CenterForOpenScience / pydocx

An extendable docx file format parser and converter
Other
183 stars 55 forks source link

Odd margin being added to bullets #224

Open jhubert opened 7 years ago

jhubert commented 7 years ago

When certain docx files that have adjusted margins get imported, the resulting HTML places the margin in the wrong place. This results in oddly formatted HTML.

For example, here are two lists in word:

image

The first list has been indented, the second one has the standard doc indentation.

Here is the result in HTML:

image

The resulting HTML has a span inside the li with a margin-left set on it:

<li><span style="margin-left:3.00em">This is a list item</span></li>

It seems that the whole ul should have the margin, if anything at all.

Here is the sample file: list-item-margin.docx

And here is the cleaned up docx source from the document.xml file:

  <w:p w14:paraId="25B98899" w14:textId="77777777" w:rsidR="00442583" w:rsidRDefault="00442583" w:rsidP="00442583">
    <w:r>
      <w:t>Headline:</w:t>
    </w:r>
  </w:p>
  <w:p w14:paraId="59BA247B" w14:textId="77777777" w:rsidR="00442583" w:rsidRDefault="00442583" w:rsidP="00442583">
    <w:pPr>
      <w:pStyle w:val="ListParagraph"/>
      <w:numPr>
        <w:ilvl w:val="0"/>
        <w:numId w:val="2"/>
      </w:numPr>
      <w:ind w:left="720"/>
    </w:pPr>
    <w:r>
      <w:t>This is a list item</w:t>
    </w:r>
  </w:p>
  <w:p w14:paraId="551666C9" w14:textId="77777777" w:rsidR="00442583" w:rsidRDefault="00442583" w:rsidP="00442583">
    <w:pPr>
      <w:pStyle w:val="ListParagraph"/>
      <w:numPr>
        <w:ilvl w:val="0"/>
        <w:numId w:val="2"/>
      </w:numPr>
      <w:ind w:left="720"/>
    </w:pPr>
    <w:r>
      <w:t>This is a list item</w:t>
    </w:r>
  </w:p>
  <w:p w14:paraId="1A7915D0" w14:textId="08BE8BEB" w:rsidR="005D0069" w:rsidRDefault="005D0069" w:rsidP="00892FBD"/>
  <w:p w14:paraId="29C5692C" w14:textId="323CB438" w:rsidR="00FB2CED" w:rsidRDefault="00FB2CED" w:rsidP="00892FBD">
    <w:r>
      <w:t>Headline:</w:t>
    </w:r>
  </w:p>
  <w:p w14:paraId="156080DF" w14:textId="24763A50" w:rsidR="00FB2CED" w:rsidRDefault="00FB2CED" w:rsidP="00FB2CED">
    <w:pPr>
      <w:pStyle w:val="ListParagraph"/>
      <w:numPr>
        <w:ilvl w:val="0"/>
        <w:numId w:val="3"/>
      </w:numPr>
    </w:pPr>
    <w:r>
      <w:t>This is a list item</w:t>
    </w:r>
  </w:p>
  <w:p w14:paraId="5DDA8D93" w14:textId="4FE9F6C2" w:rsidR="00FB2CED" w:rsidRDefault="00FB2CED" w:rsidP="00FB2CED">
    <w:pPr>
      <w:pStyle w:val="ListParagraph"/>
      <w:numPr>
        <w:ilvl w:val="0"/>
        <w:numId w:val="3"/>
      </w:numPr>
    </w:pPr>
    <w:r>
      <w:t>This is a list item</w:t>
    </w:r>
  </w:p>

The difference seems to be the existence of the <w:ind w:left="720"/> value, which I'm assuming is telling pydocx to add an indentation.

botzill commented 7 years ago

OK, will investigate this issue and try to come with a PR. If there are any suggestions, let me know.

botzill commented 7 years ago

Btw @jhubert, what is the desired output for this?
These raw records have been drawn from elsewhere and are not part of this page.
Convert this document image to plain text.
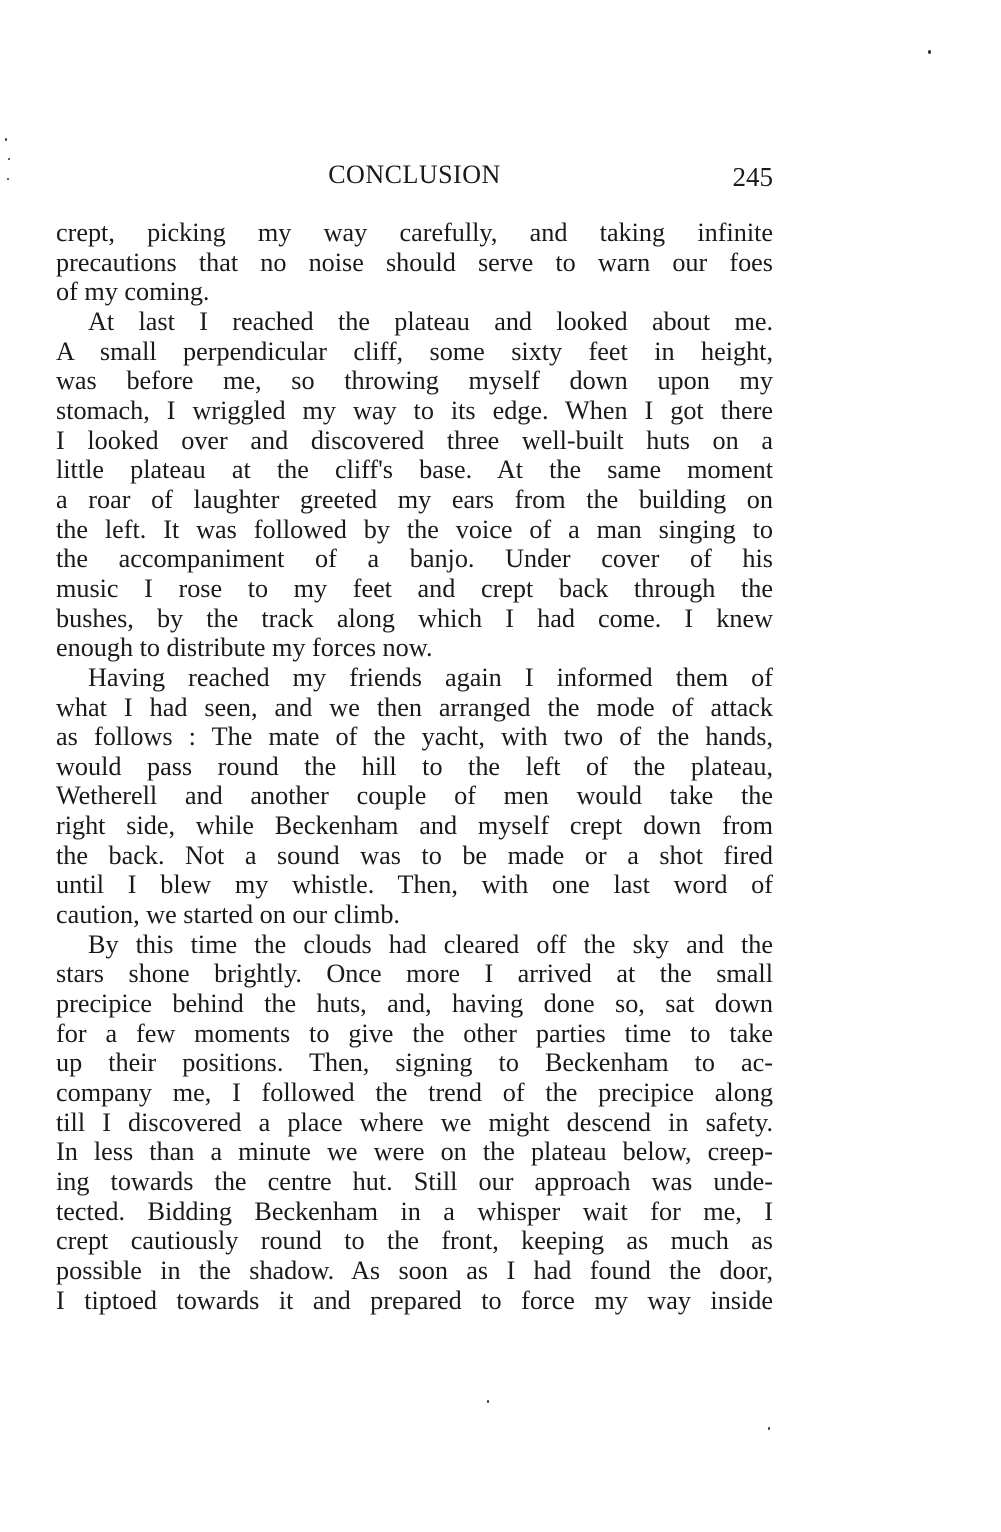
CONCLUSION	245
crept, picking my way carefully, and taking infinite
precautions that no noise should serve to warn our foes
of my coming.
At last I reached the plateau and looked about me.
A small perpendicular cliff, some sixty feet in height,
was before me, so throwing myself down upon my
stomach, I wriggled my way to its edge. When I got there
I looked over and discovered three well-built huts on a
little plateau at the cliff's base. At the same moment
a roar of laughter greeted my ears from the building on
the left. It was followed by the voice of a man singing to
the accompaniment of a banjo. Under cover of his
music I rose to my feet and crept back through the
bushes, by the track along which I had come. I knew
enough to distribute my forces now.
Having reached my friends again I informed them of
what I had seen, and we then arranged the mode of attack
as follows : The mate of the yacht, with two of the hands,
would pass round the hill to the left of the plateau,
Wetherell and another couple of men would take the
right side, while Beckenham and myself crept down from
the back. Not a sound was to be made or a shot fired
until I blew my whistle. Then, with one last word of
caution, we started on our climb.
By this time the clouds had cleared off the sky and the
stars shone brightly. Once more I arrived at the small
precipice behind the huts, and, having done so, sat down
for a few moments to give the other parties time to take
up their positions. Then, signing to Beckenham to ac-
company me, I followed the trend of the precipice along
till I discovered a place where we might descend in safety.
In less than a minute we were on the plateau below, creep-
ing towards the centre hut. Still our approach was unde-
tected. Bidding Beckenham in a whisper wait for me, I
crept cautiously round to the front, keeping as much as
possible in the shadow. As soon as I had found the door,
I tiptoed towards it and prepared to force my way inside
We should not have that margin at all? Because I don't see any margin when opening in libreoffice, as you mentioned in first screen. But when converting from libreoffice to html I get:

screen shot 2016-12-23 at 12 48 40 pm

which is a little different from what we have with pydocx.
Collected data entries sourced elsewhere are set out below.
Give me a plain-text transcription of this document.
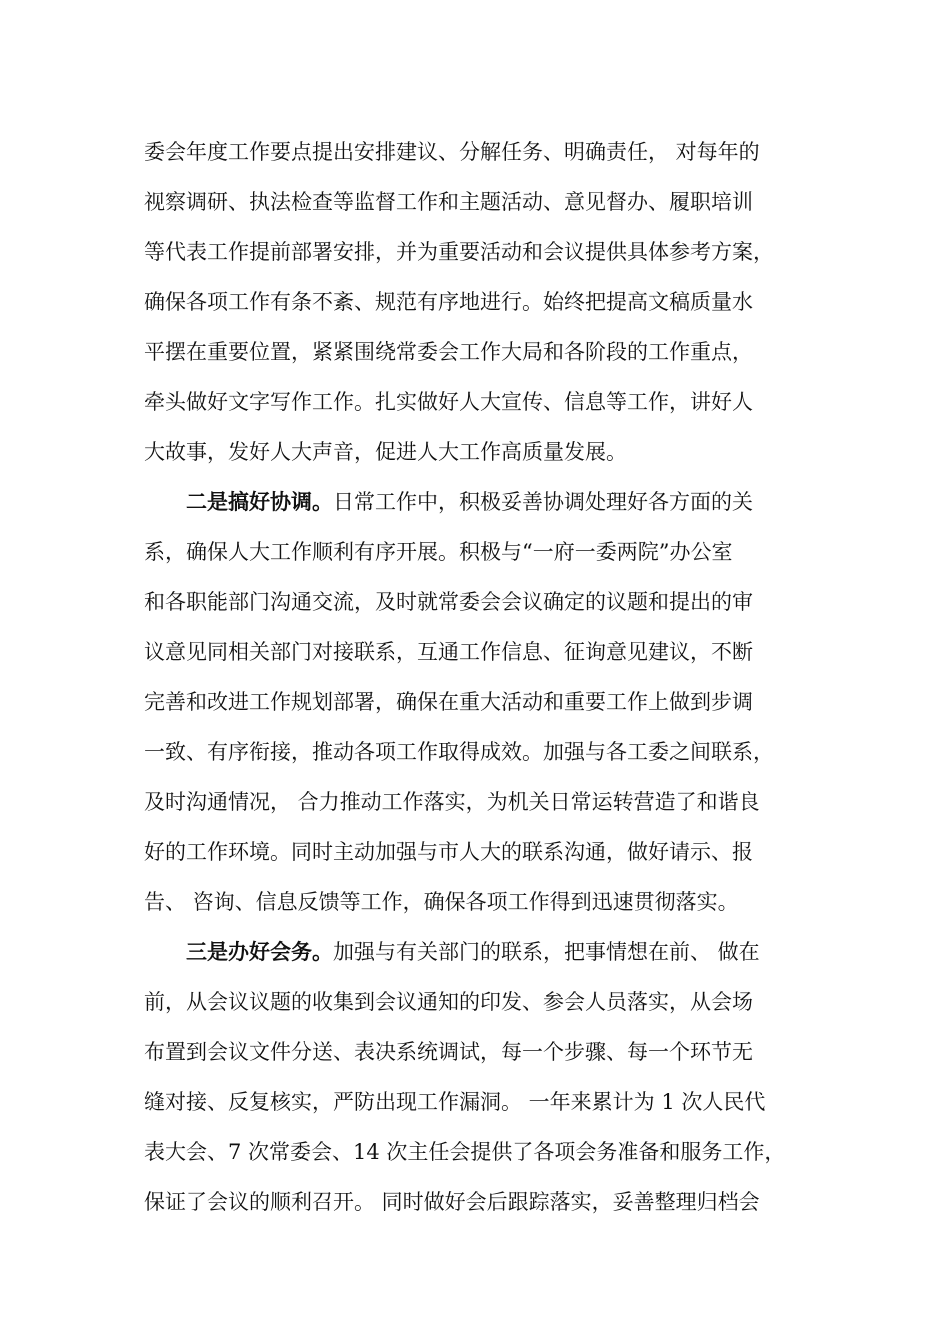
委会年度工作要点提出安排建议、分解任务、明确责任， 对每年的
视察调研、执法检查等监督工作和主题活动、意见督办、履职培训
等代表工作提前部署安排，并为重要活动和会议提供具体参考方案，
确保各项工作有条不紊、规范有序地进行。始终把提高文稿质量水
平摆在重要位置，紧紧围绕常委会工作大局和各阶段的工作重点，
牵头做好文字写作工作。扎实做好人大宣传、信息等工作，讲好人
大故事，发好人大声音，促进人大工作高质量发展。
二是搞好协调。日常工作中，积极妥善协调处理好各方面的关
系，确保人大工作顺利有序开展。积极与“一府一委两院”办公室
和各职能部门沟通交流，及时就常委会会议确定的议题和提出的审
议意见同相关部门对接联系，互通工作信息、征询意见建议，不断
完善和改进工作规划部署，确保在重大活动和重要工作上做到步调
一致、有序衔接，推动各项工作取得成效。加强与各工委之间联系，
及时沟通情况， 合力推动工作落实，为机关日常运转营造了和谐良
好的工作环境。同时主动加强与市人大的联系沟通，做好请示、报
告、 咨询、信息反馈等工作，确保各项工作得到迅速贯彻落实。
三是办好会务。加强与有关部门的联系，把事情想在前、 做在
前，从会议议题的收集到会议通知的印发、参会人员落实，从会场
布置到会议文件分送、表决系统调试，每一个步骤、每一个环节无
缝对接、反复核实，严防出现工作漏洞。 一年来累计为 1 次人民代
表大会、7 次常委会、14 次主任会提供了各项会务准备和服务工作，
保证了会议的顺利召开。 同时做好会后跟踪落实，妥善整理归档会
jhubert commented 7 years ago

I think the desired output is that the inset matches the word document. For this simple case, that should just mean removing the margin on the inner span.

botzill commented 7 years ago

Hm, but there can be cases when we actually need this margin there?
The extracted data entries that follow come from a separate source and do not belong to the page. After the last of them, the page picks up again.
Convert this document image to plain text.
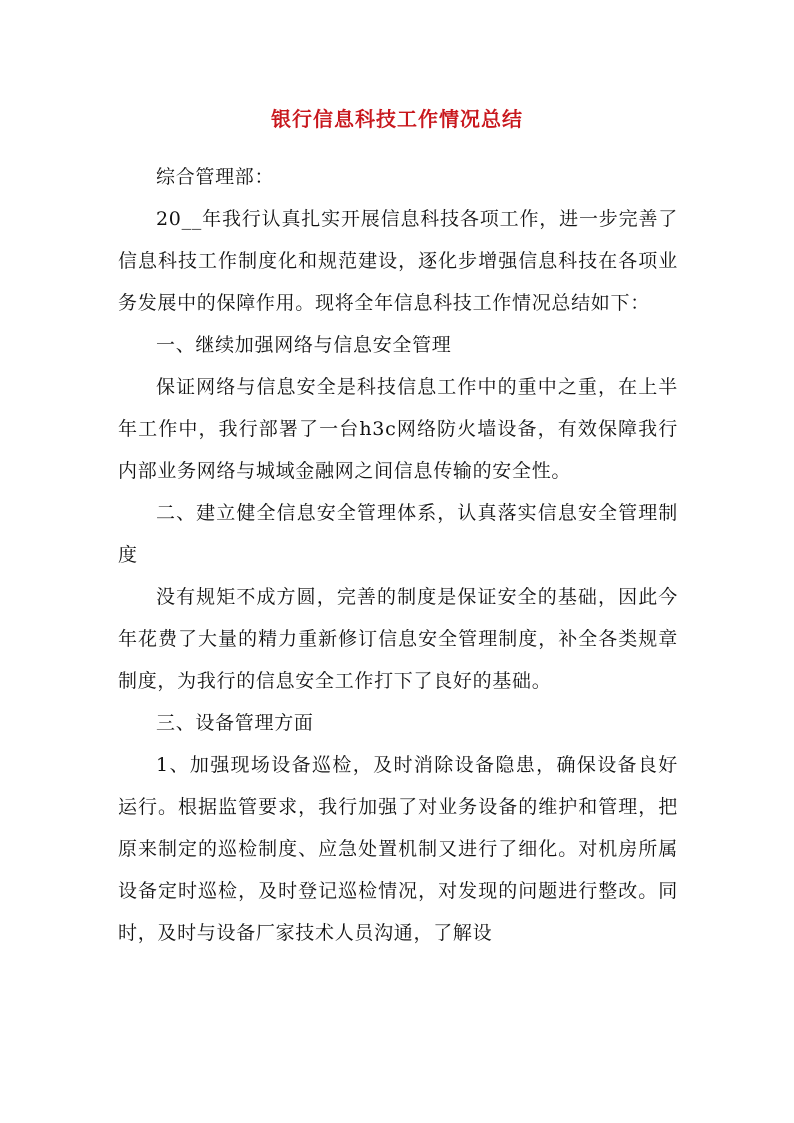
银行信息科技工作情况总结

综合管理部：

20__年我行认真扎实开展信息科技各项工作，进一步完善了信息科技工作制度化和规范建设，逐化步增强信息科技在各项业务发展中的保障作用。现将全年信息科技工作情况总结如下：

一、继续加强网络与信息安全管理

保证网络与信息安全是科技信息工作中的重中之重，在上半年工作中，我行部署了一台h3c网络防火墙设备，有效保障我行内部业务网络与城域金融网之间信息传输的安全性。

二、建立健全信息安全管理体系，认真落实信息安全管理制度

没有规矩不成方圆，完善的制度是保证安全的基础，因此今年花费了大量的精力重新修订信息安全管理制度，补全各类规章制度，为我行的信息安全工作打下了良好的基础。

三、设备管理方面

1、加强现场设备巡检，及时消除设备隐患，确保设备良好运行。根据监管要求，我行加强了对业务设备的维护和管理，把原来制定的巡检制度、应急处置机制又进行了细化。对机房所属设备定时巡检，及时登记巡检情况，对发现的问题进行整改。同时，及时与设备厂家技术人员沟通，了解设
jhubert commented 7 years ago

There are definitely more complex cases, all of which I don't think are being handled properly. Here are some examples.

When the word document has this: image

The HTML output is this: image

In the first case, the nested list items are getting margin added to the content of each item but the bullet should be in line with the headline. Basically everything is wrong.

In the second case, the list should have a negative margin so the list items match the indent of the headline.

In the third case, the list should have additional margin so that it's inset more into the page than the headline.

I would call these more or less edge cases... the only one that really feels broken when looking at it is: image

So, that's probably worth spending the most time on. If the rest of them get solved in the process, hurrah! 💯

botzill commented 7 years ago

@jhubert can you also attach .docx files with this example you mention, just to have some for tests. Thx

botzill commented 7 years ago

I just don't understand when we need to ignore this margin and when we should not. Maybe @winhamwr @kylegibson can give some advice on this.

jhubert commented 7 years ago

@botzill I can't think of a time where we would want the margin next to the list item. If anything, I think there would be a case where we want the margin on the whole ul.